Dämonisierung der Feinde

Im Leitartikel der Haaretz vom 2. Juli heißt es: „Der Premierminister, der vorgestern den Vergleich zwischen Juden und Arabern zog, behauptete, dass 'uns eine breite und tiefe moralische Kluft von unseren Feinden trennt: Sie heiligen den Tod, wir das Leben; sie heiligen die Grausamkeit, wir das Erbarmen.' Eine Entführung und Ermordung eines arabischen Jungen – wenn sich erweisen sollte, dass sie von Juden vollführt worden ist – wird diesen pauschalisierend verlogenen Vergleich zerstören.“

Wohl wahr, aber es bedarf nicht erst eines Beweises in diesem konkreten Fall, um zu dieser Schlussfolgerung zu gelangen. Denn die Instrumentalisierung privater Tragödien zu „kollektiven“ Zwecken ist eine ideologische Praxis, in der sich die israelische politische Kultur seit Jahrzehnten übt und es zur wahren Meisterschaft gebracht hat.

Es will zuweilen scheinen, dass jede Gewalttat, die jüdischen Israelis (von palästinensischer Hand) widerfährt, den ideologischen Wortführern der israelischen politischen Kultur zupass kommt – sie ermöglicht die erwünschte Dämonisierung der Feinde bei Selbstvergewisserung der eigenen kollektiven Tugendhaftigkeit.

Dass dabei die Unsäglichkeit der von Israel betriebenen Okkupation, welche die palästinensische Gewalttaten erst eigentlich zeitigt, in den Hintergrund gerät, ist das latente Ziel der ideologisierenden Manipulation. Die Ausblendung des realen Kausalnexus gerinnt zur kollektiven Verblendung, zur nationalen Verdrängung des realen Wirkzusammenhangs persönlicher Leiderfahrung und privater Tragödien.

Netanjahu mag sich noch so manipulativ, noch so ideologisch-verlogen über den Vergleich von Juden und Arabern auslassen, er wird die private Katastrophe noch so selbstherrlich zu fremdbestimmten Zwecken funktionalisieren wollen, aber er wird letztlich nicht um den elementaren Vorwurf herumkommen, dass er es ist, der den Frieden mit den Palästinensern nicht nur scheut, sondern auch alles daran setzt, eine Struktur herzustellen, die die Möglichkeit eines solchen Friedens unterwandert, diese mithin mit allen ihm zur Verfügung stehenden Mitteln zu verhindern trachtet.

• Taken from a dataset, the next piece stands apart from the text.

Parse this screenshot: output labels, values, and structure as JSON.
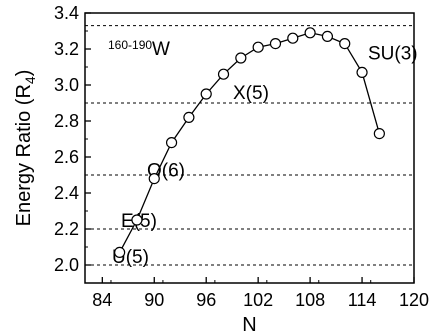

Er selbst stellt dabei nur die Personifizierung der ideologischen Gesamttendenz dar – jener Tendenz, die die palästinensische reaktive Gewalt zur Raison d’être seiner friedensfeindlichen Politik hat verkommen lassen. Nicht zuletzt das ist es, was an der staatlichen Trauer um die ermordeten Jugendlichen so perfide scheinheilig erscheint.